How your attorney may be able to deal with more than just your own affairs


Posted by Olivia Shenton-Taylor, 1st March 2019
When granting someone a power of attorney you are giving them the right to deal with your own affairs.  However the recent case of Whittaker v Hancock and others [2018] shows that in certain circumstances where you lose capacity your attorney may also be able to substitute you and act as a personal representative for someone else’s estate.

Background

The case concerned the estate of John Parker.  John’s will appointed his niece, Christine, and his wife, Margaret, as joint executors.  John left his whole estate to Margaret and expressly excluded his daughter from a previous marriage, Linda, on the basis that she was financially independent and the father-daughter relationship had broken down.

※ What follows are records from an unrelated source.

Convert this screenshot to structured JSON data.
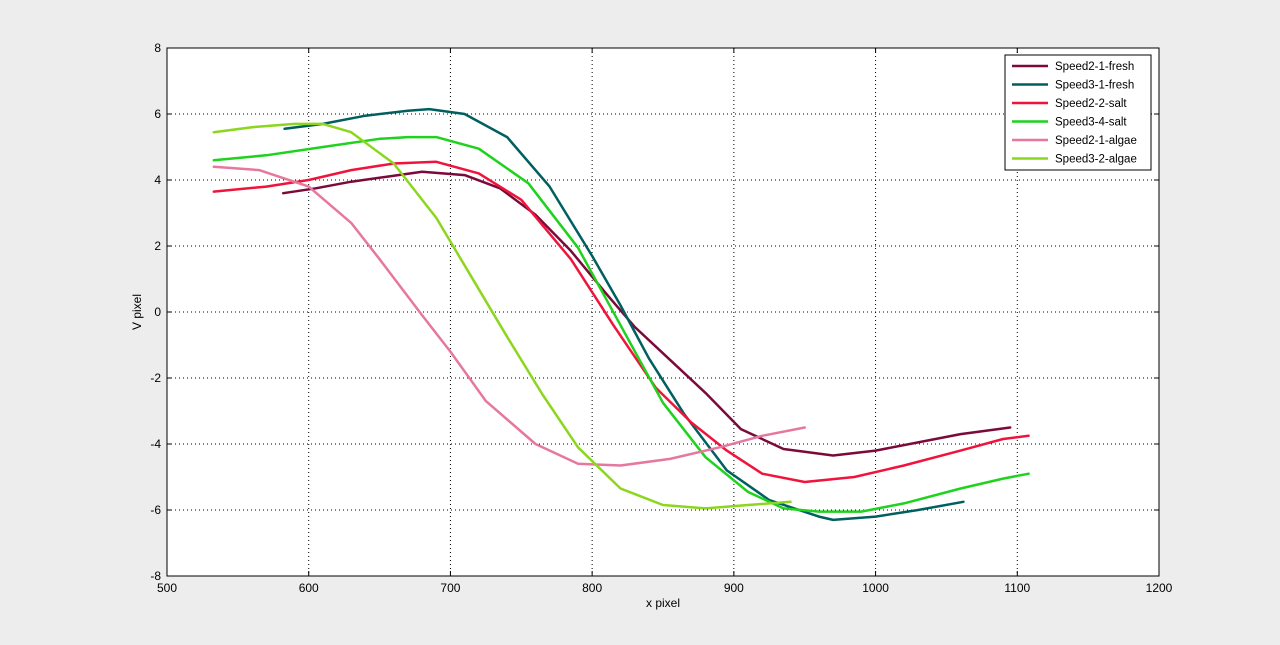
{
  "chart_data": {
    "type": "line",
    "title": "",
    "xlabel": "x  pixel",
    "ylabel": "V pixel",
    "xlim": [
      500,
      1200
    ],
    "ylim": [
      -8,
      8
    ],
    "xticks": [
      500,
      600,
      700,
      800,
      900,
      1000,
      1100,
      1200
    ],
    "yticks": [
      -8,
      -6,
      -4,
      -2,
      0,
      2,
      4,
      6,
      8
    ],
    "grid": true,
    "legend_position": "top-right",
    "series": [
      {
        "name": "Speed2-1-fresh",
        "color": "#7b0a3a",
        "x": [
          582,
          605,
          630,
          655,
          680,
          710,
          735,
          760,
          785,
          810,
          830,
          855,
          880,
          905,
          935,
          970,
          1000,
          1030,
          1060,
          1095
        ],
        "y": [
          3.6,
          3.75,
          3.95,
          4.1,
          4.25,
          4.15,
          3.75,
          2.95,
          1.85,
          0.55,
          -0.45,
          -1.45,
          -2.45,
          -3.55,
          -4.15,
          -4.35,
          -4.2,
          -3.95,
          -3.7,
          -3.5
        ]
      },
      {
        "name": "Speed3-1-fresh",
        "color": "#005f5f",
        "x": [
          583,
          610,
          640,
          670,
          685,
          710,
          740,
          770,
          800,
          820,
          840,
          865,
          895,
          925,
          960,
          970,
          1000,
          1030,
          1062
        ],
        "y": [
          5.55,
          5.7,
          5.95,
          6.1,
          6.15,
          6.0,
          5.3,
          3.8,
          1.7,
          0.2,
          -1.4,
          -3.1,
          -4.8,
          -5.7,
          -6.2,
          -6.3,
          -6.2,
          -6.0,
          -5.75
        ]
      },
      {
        "name": "Speed2-2-salt",
        "color": "#f0143c",
        "x": [
          533,
          570,
          600,
          630,
          660,
          690,
          720,
          750,
          785,
          815,
          845,
          870,
          895,
          920,
          950,
          985,
          1020,
          1060,
          1090,
          1108
        ],
        "y": [
          3.65,
          3.8,
          4.0,
          4.3,
          4.5,
          4.55,
          4.2,
          3.4,
          1.6,
          -0.4,
          -2.3,
          -3.35,
          -4.2,
          -4.9,
          -5.15,
          -5.0,
          -4.65,
          -4.2,
          -3.85,
          -3.75
        ]
      },
      {
        "name": "Speed3-4-salt",
        "color": "#1ed21e",
        "x": [
          533,
          570,
          610,
          650,
          670,
          690,
          720,
          755,
          790,
          820,
          850,
          880,
          910,
          935,
          960,
          990,
          1020,
          1060,
          1090,
          1108
        ],
        "y": [
          4.6,
          4.75,
          5.0,
          5.25,
          5.3,
          5.3,
          4.95,
          3.9,
          1.95,
          -0.4,
          -2.75,
          -4.4,
          -5.45,
          -5.95,
          -6.05,
          -6.05,
          -5.8,
          -5.35,
          -5.05,
          -4.9
        ]
      },
      {
        "name": "Speed2-1-algae",
        "color": "#e678a0",
        "x": [
          533,
          565,
          600,
          630,
          650,
          680,
          700,
          725,
          760,
          790,
          820,
          855,
          890,
          920,
          950
        ],
        "y": [
          4.4,
          4.3,
          3.8,
          2.7,
          1.6,
          -0.1,
          -1.2,
          -2.7,
          -4.0,
          -4.6,
          -4.65,
          -4.45,
          -4.1,
          -3.75,
          -3.5
        ]
      },
      {
        "name": "Speed3-2-algae",
        "color": "#8cd71e",
        "x": [
          533,
          560,
          590,
          610,
          630,
          660,
          690,
          715,
          740,
          765,
          790,
          820,
          850,
          880,
          910,
          940
        ],
        "y": [
          5.45,
          5.6,
          5.7,
          5.7,
          5.45,
          4.5,
          2.85,
          1.05,
          -0.75,
          -2.5,
          -4.1,
          -5.35,
          -5.85,
          -5.95,
          -5.85,
          -5.75
        ]
      }
    ]
  }
}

In 2013, Margaret left the family home to move in with her own daughter, Janet, who was better placed to care for her.  At this point she still had capacity and Margaret appointed Janet as her attorney by way of a lasting power of attorney (“LPA”) which gave Janet the right to deal with Margaret’s property and financial affairs.

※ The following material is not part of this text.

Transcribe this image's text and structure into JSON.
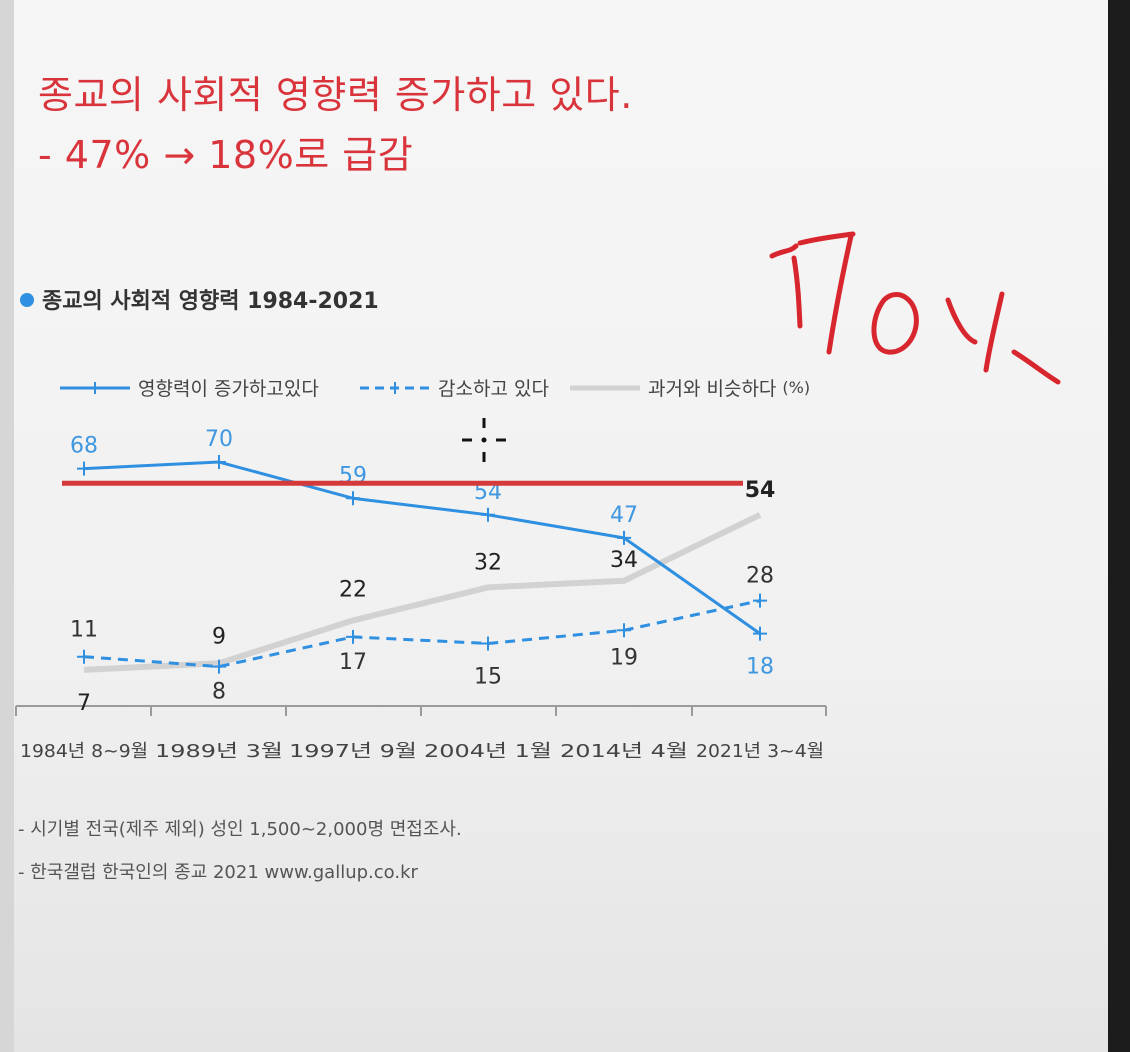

In 2016, John died and Christine applied for probate. Before probate was granted, however, the deceased’s daughter, Linda, entered what is known as a ‘caveat’ which prevented the grant of probate being sealed and meant the estate administration could not continue.  Despite entering a caveat Linda never progressed matters and a claim under the Inheritance (Provision for Family and Dependants) Act 1975 was never brought.

Christine wished to continue acting in the administration of the estate, but due to financial reasons was not prepared to take legal action to remove the caveat. This impasse led Janet to bring a claim that she be appointed as substitute personal representative in place of her mother under section 50 of the Administration of Justice Act 1985 and that the caveat entered by Linda be removed.

The issue to be decided

The issue before the court was whether Janet should be substituted for her mother, who no longer had capacity to act as executrix.

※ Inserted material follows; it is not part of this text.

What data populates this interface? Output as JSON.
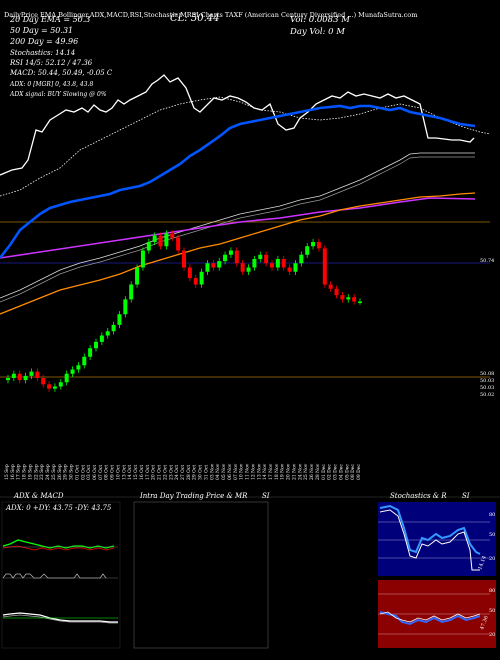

Linda argued that Janet had no standing to bring the claim. The LPA, she said, should be read restrictively as giving Janet limited powers to manage Margaret’s own property and financial affairs only and that it should not extend to John’s property and financial affairs.

Janet’s case was that Margaret’s interest in the estate as sole beneficiary fell within the meaning of her own property and financial affairs and it was therefore Janet’s duty as attorney to act on Margaret’s behalf and join in the administration of the estate.

The outcome

The court concluded that a general LPA dealing with property and financial affairs, which contains no conditions or restrictions (such as that granted by Margaret) should not be read restrictively and Janet therefore had standing to bring her claim to be appointed as a substitute personal representative. Given that Margaret was the sole beneficiary, it was necessary to appoint Janet to act as personal representative of the deceased in place of Margaret.  The caveat was ordered to be removed.

Lessons to take away

This case shows that an LPA drafted in wide terms will enable an attorney to not only deal with the donor’s own property and financial affairs, but to also act in a representative capacity in certain circumstances.

Whilst this might only apply in situations where the original personal representative is also the sole beneficiary of the estate, it is a further point to consider when appointing an attorney or acting as an attorney.